方法在java中返回int而不是char

Question

Like stated in the title I have a problem with a method in java that I wrote. This is the code:

public static char shift(char c, int k) {

    int x = c;

    int d = c - 65 + k;
    int e = c - 97 + k;

    if (x > 64 && x < 91 && d >= 0 ) {

        c = (char) ( d % 26 + 65);

    } else if (x > 96 && x < 123 && e >= 0 ) {

        c = (char) (e % 26 + 97 );
    }


    if (x > 64 && x < 91 && d < 0 ) {

        c = (char) ( (d + 26) % 26 + 65);

    } else if (x > 96 && x < 123 && e < 0 ) {

        c = (char) ( (e + 26) % 26 + 97);
    }

    return c;
}

I want to shift a letter in Alphabet.
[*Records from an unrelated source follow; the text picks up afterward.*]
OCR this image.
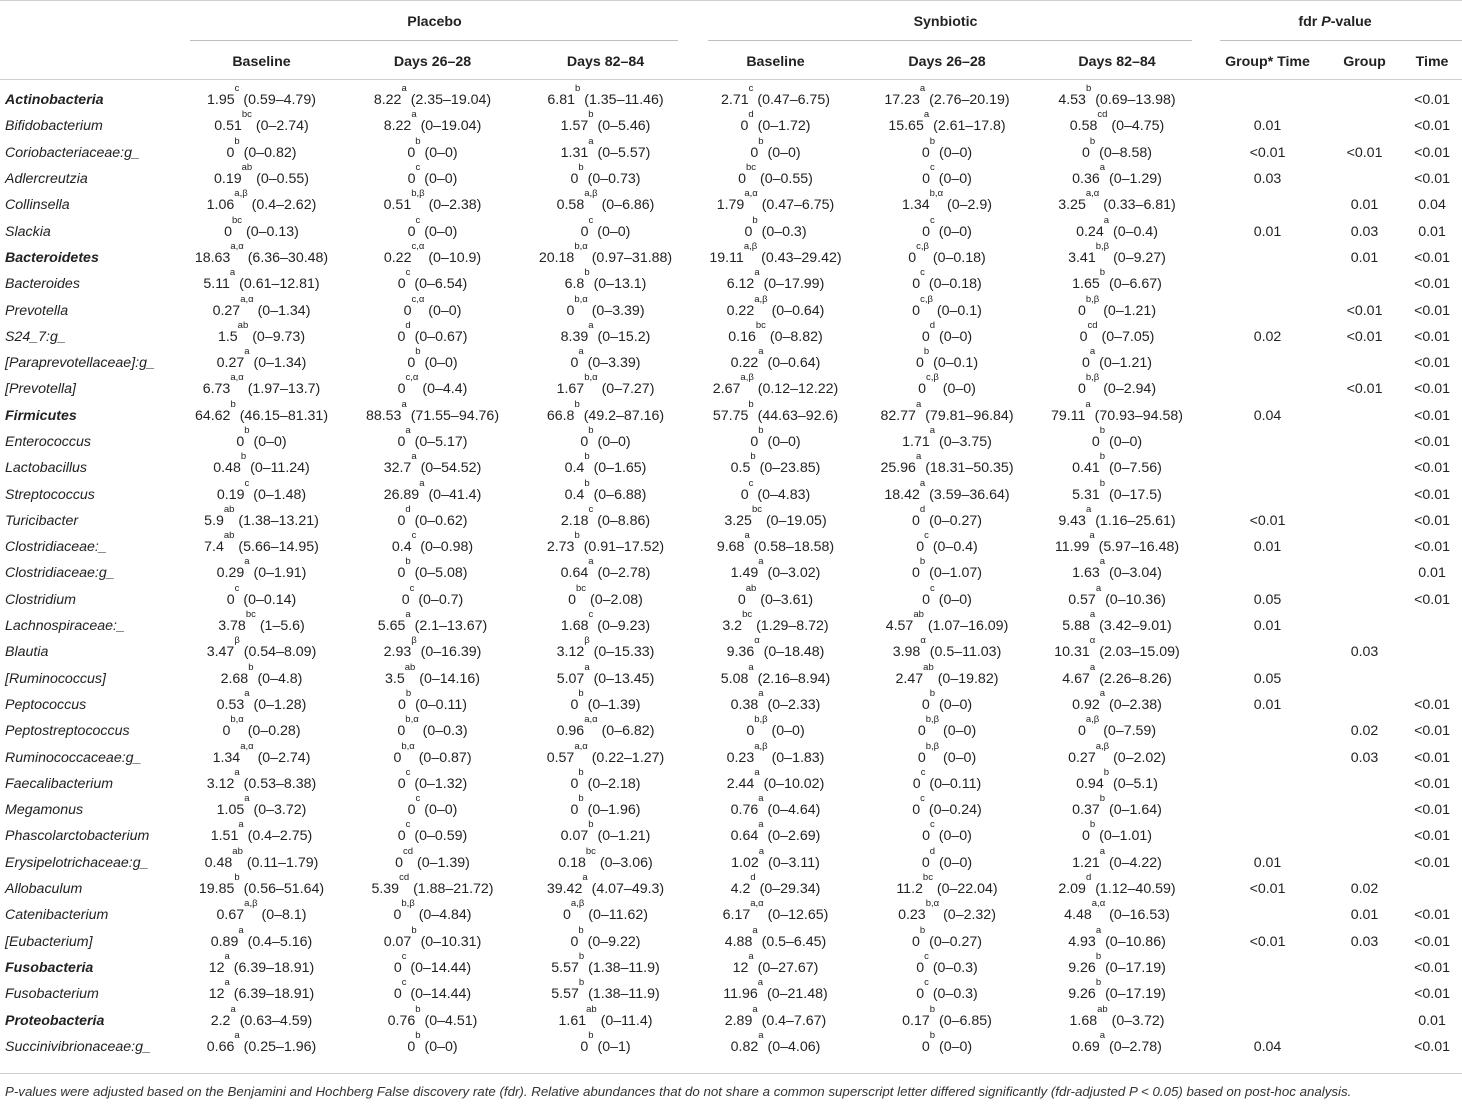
	Placebo			Synbiotic			fdr P-value		
	Baseline	Days 26–28	Days 82–84	Baseline	Days 26–28	Days 82–84	Group* Time	Group	Time
Actinobacteria	1.95$^c$ (0.59–4.79)	8.22$^a$ (2.35–19.04)	6.81$^b$ (1.35–11.46)	2.71$^c$ (0.47–6.75)	17.23$^a$ (2.76–20.19)	4.53$^b$ (0.69–13.98)			<0.01
Bifidobacterium	0.51$^{bc}$ (0–2.74)	8.22$^a$ (0–19.04)	1.57$^b$ (0–5.46)	0$^d$ (0–1.72)	15.65$^a$ (2.61–17.8)	0.58$^{cd}$ (0–4.75)	0.01		<0.01
Coriobacteriaceae:g_	0$^b$ (0–0.82)	0$^b$ (0–0)	1.31$^a$ (0–5.57)	0$^b$ (0–0)	0$^b$ (0–0)	0$^b$ (0–8.58)	<0.01	<0.01	<0.01
Adlercreutzia	0.19$^{ab}$ (0–0.55)	0$^c$ (0–0)	0$^b$ (0–0.73)	$0^{bc}$ (0–0.55)	0$^c$ (0–0)	0.36$^a$ (0–1.29)	0.03		<0.01
Collinsella	$1.06^{a,\beta}$ (0.4–2.62)	$0.51^{b,\beta}$ (0–2.38)	$0.58^{a,\beta}$ (0–6.86)	$1.79^{a,\alpha}$ (0.47–6.75)	$1.34^{b,\alpha}$ (0–2.9)	$3.25^{a,\alpha}$ (0.33–6.81)		0.01	0.04
Slackia	$0^{bc}$ (0–0.13)	0$^c$ (0–0)	0$^c$ (0–0)	0$^b$ (0–0.3)	0$^c$ (0–0)	0.24$^a$ (0–0.4)	0.01	0.03	0.01
Bacteroidetes	$18.63^{a,\alpha}$ (6.36–30.48)	$0.22^{c,\alpha}$ (0–10.9)	$20.18^{b,\alpha}$ (0.97–31.88)	$19.11^{a,\beta}$ (0.43–29.42)	$0^{c,\beta}$ (0–0.18)	$3.41^{b,\beta}$ (0–9.27)		0.01	<0.01
Bacteroides	5.11$^a$ (0.61–12.81)	0$^c$ (0–6.54)	6.8$^b$ (0–13.1)	6.12$^a$ (0–17.99)	0$^c$ (0–0.18)	1.65$^b$ (0–6.67)			<0.01
Prevotella	$0.27^{a,\alpha}$ (0–1.34)	$0^{c,\alpha}$ (0–0)	$0^{b,\alpha}$ (0–3.39)	$0.22^{a,\beta}$ (0–0.64)	$0^{c,\beta}$ (0–0.1)	$0^{b,\beta}$ (0–1.21)		<0.01	<0.01
S24_7:g_	1.5$^{ab}$ (0–9.73)	0$^d$ (0–0.67)	8.39$^a$ (0–15.2)	0.16$^{bc}$ (0–8.82)	0$^d$ (0–0)	$0^{cd}$ (0–7.05)	0.02	<0.01	<0.01
[Paraprevotellaceae]:g_	0.27$^a$ (0–1.34)	0$^b$ (0–0)	0$^a$ (0–3.39)	0.22$^a$ (0–0.64)	0$^b$ (0–0.1)	0$^a$ (0–1.21)			<0.01
[Prevotella]	$6.73^{a,\alpha}$ (1.97–13.7)	$0^{c,\alpha}$ (0–4.4)	$1.67^{b,\alpha}$ (0–7.27)	$2.67^{a,\beta}$ (0.12–12.22)	$0^{c,\beta}$ (0–0)	$0^{b,\beta}$ (0–2.94)		<0.01	<0.01
Firmicutes	64.62$^b$ (46.15–81.31)	88.53$^a$ (71.55–94.76)	66.8$^b$ (49.2–87.16)	57.75$^b$ (44.63–92.6)	82.77$^a$ (79.81–96.84)	79.11$^a$ (70.93–94.58)	0.04		<0.01
Enterococcus	0$^b$ (0–0)	0$^a$ (0–5.17)	0$^b$ (0–0)	0$^b$ (0–0)	1.71$^a$ (0–3.75)	0$^b$ (0–0)			<0.01
Lactobacillus	0.48$^b$ (0–11.24)	32.7$^a$ (0–54.52)	0.4$^b$ (0–1.65)	0.5$^b$ (0–23.85)	25.96$^a$ (18.31–50.35)	0.41$^b$ (0–7.56)			<0.01
Streptococcus	0.19$^c$ (0–1.48)	26.89$^a$ (0–41.4)	0.4$^b$ (0–6.88)	0$^c$ (0–4.83)	18.42$^a$ (3.59–36.64)	5.31$^b$ (0–17.5)			<0.01
Turicibacter	5.9$^{ab}$ (1.38–13.21)	0$^d$ (0–0.62)	2.18$^c$ (0–8.86)	3.25$^{bc}$ (0–19.05)	0$^d$ (0–0.27)	9.43$^a$ (1.16–25.61)	<0.01		<0.01
Clostridiaceae:_	7.4$^{ab}$ (5.66–14.95)	0.4$^c$ (0–0.98)	2.73$^b$ (0.91–17.52)	9.68$^a$ (0.58–18.58)	0$^c$ (0–0.4)	11.99$^a$ (5.97–16.48)	0.01		<0.01
Clostridiaceae:g_	0.29$^a$ (0–1.91)	0$^b$ (0–5.08)	0.64$^a$ (0–2.78)	1.49$^a$ (0–3.02)	0$^b$ (0–1.07)	1.63$^a$ (0–3.04)			0.01
Clostridium	0$^c$ (0–0.14)	0$^c$ (0–0.7)	$0^{bc}$ (0–2.08)	$0^{ab}$ (0–3.61)	0$^c$ (0–0)	0.57$^a$ (0–10.36)	0.05		<0.01
Lachnospiraceae:_	3.78$^{bc}$ (1–5.6)	5.65$^a$ (2.1–13.67)	1.68$^c$ (0–9.23)	3.2$^{bc}$ (1.29–8.72)	4.57$^{ab}$ (1.07–16.09)	5.88$^a$ (3.42–9.01)	0.01		
Blautia	$3.47^\beta$ (0.54–8.09)	$2.93^\beta$ (0–16.39)	$3.12^\beta$ (0–15.33)	$9.36^\alpha$ (0–18.48)	$3.98^\alpha$ (0.5–11.03)	$10.31^\alpha$ (2.03–15.09)		0.03	
[Ruminococcus]	2.68$^b$ (0–4.8)	3.5$^{ab}$ (0–14.16)	5.07$^a$ (0–13.45)	5.08$^a$ (2.16–8.94)	2.47$^{ab}$ (0–19.82)	4.67$^a$ (2.26–8.26)	0.05		
Peptococcus	0.53$^a$ (0–1.28)	0$^b$ (0–0.11)	0$^b$ (0–1.39)	0.38$^a$ (0–2.33)	0$^b$ (0–0)	0.92$^a$ (0–2.38)	0.01		<0.01
Peptostreptococcus	$0^{b,\alpha}$ (0–0.28)	$0^{b,\alpha}$ (0–0.3)	$0.96^{a,\alpha}$ (0–6.82)	$0^{b,\beta}$ (0–0)	$0^{b,\beta}$ (0–0)	$0^{a,\beta}$ (0–7.59)		0.02	<0.01
Ruminococcaceae:g_	$1.34^{a,\alpha}$ (0–2.74)	$0^{b,\alpha}$ (0–0.87)	$0.57^{a,\alpha}$ (0.22–1.27)	$0.23^{a,\beta}$ (0–1.83)	$0^{b,\beta}$ (0–0)	$0.27^{a,\beta}$ (0–2.02)		0.03	<0.01
Faecalibacterium	3.12$^a$ (0.53–8.38)	0$^c$ (0–1.32)	0$^b$ (0–2.18)	2.44$^a$ (0–10.02)	0$^c$ (0–0.11)	0.94$^b$ (0–5.1)			<0.01
Megamonus	1.05$^a$ (0–3.72)	0$^c$ (0–0)	0$^b$ (0–1.96)	0.76$^a$ (0–4.64)	0$^c$ (0–0.24)	0.37$^b$ (0–1.64)			<0.01
Phascolarctobacterium	1.51$^a$ (0.4–2.75)	0$^c$ (0–0.59)	0.07$^b$ (0–1.21)	0.64$^a$ (0–2.69)	0$^c$ (0–0)	0$^b$ (0–1.01)			<0.01
Erysipelotrichaceae:g_	0.48$^{ab}$ (0.11–1.79)	$0^{cd}$ (0–1.39)	0.18$^{bc}$ (0–3.06)	1.02$^a$ (0–3.11)	0$^d$ (0–0)	1.21$^a$ (0–4.22)	0.01		<0.01
Allobaculum	19.85$^b$ (0.56–51.64)	5.39$^{cd}$ (1.88–21.72)	39.42$^a$ (4.07–49.3)	4.2$^d$ (0–29.34)	11.2$^{bc}$ (0–22.04)	2.09$^d$ (1.12–40.59)	<0.01	0.02	
Catenibacterium	$0.67^{a,\beta}$ (0–8.1)	$0^{b,\beta}$ (0–4.84)	$0^{a,\beta}$ (0–11.62)	$6.17^{a,\alpha}$ (0–12.65)	$0.23^{b,\alpha}$ (0–2.32)	$4.48^{a,\alpha}$ (0–16.53)		0.01	<0.01
[Eubacterium]	0.89$^a$ (0.4–5.16)	0.07$^b$ (0–10.31)	0$^b$ (0–9.22)	4.88$^a$ (0.5–6.45)	0$^b$ (0–0.27)	4.93$^a$ (0–10.86)	<0.01	0.03	<0.01
Fusobacteria	12$^a$ (6.39–18.91)	0$^c$ (0–14.44)	5.57$^b$ (1.38–11.9)	12$^a$ (0–27.67)	0$^c$ (0–0.3)	9.26$^b$ (0–17.19)			<0.01
Fusobacterium	12$^a$ (6.39–18.91)	0$^c$ (0–14.44)	5.57$^b$ (1.38–11.9)	11.96$^a$ (0–21.48)	0$^c$ (0–0.3)	9.26$^b$ (0–17.19)			<0.01
Proteobacteria	2.2$^a$ (0.63–4.59)	0.76$^b$ (0–4.51)	1.61$^{ab}$ (0–11.4)	2.89$^a$ (0.4–7.67)	0.17$^b$ (0–6.85)	1.68$^{ab}$ (0–3.72)			0.01
Succinivibrionaceae:g_	0.66$^a$ (0.25–1.96)	0$^b$ (0–0)	0$^b$ (0–1)	0.82$^a$ (0–4.06)	0$^b$ (0–0)	0.69$^a$ (0–2.78)	0.04		<0.01
P-values were adjusted based on the Benjamini and Hochberg False discovery rate (fdr). Relative abundances that do not share a common superscript letter differed significantly (fdr-adjusted P < 0.05) based on post-hoc analysis.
The code works perfectly if I use it like this (Caesar Chiper):

String s = " ";
    String text = readString();
    int k = read();

    for (int i = 0; i < text.length(); i++) {

        char a = text.charAt(i);
        int c = a;

        int d = a - 65 + k;
        int e = a - 97 + k;

        if (c > 64 && c < 91 && d >= 0 ) {

            a = (char) ( d % 26 + 65);

        } else if (c > 96 && c < 123 && e >= 0 ) {

            a = (char) (e % 26 + 97 );
        }
          if (c > 64 && c < 91 && d < 0 ) {

            a = (char) ( (d + 26) % 26 + 65);

        } else if (c > 96 && c < 123 && e < 0 ) {

            a = (char) ((e + 26) % 26 + 97);
        }

        s += a;
    }

    System.out.println(s);
}

I don't understand why the method shift returns an integer when I use it like this: shift('c', 5); it returns 104, which is the dec number for h. I'm a beginner in java and a slow person.

Thank you in advance.

Answer 1

Your mistake is that you're probably adding the unicodes of two characters. This can happen if you do something like this:

System.out.println('b' + 'a');

or in your case

System.out.println(shift('c', 5) + 'a');

---

To get the desired result, convert the char to a string before printing:

String result = Character.toString(shift('c', 5));
System.out.println(result + 'a');

or

System.out.println(shift('c', 5) + "a");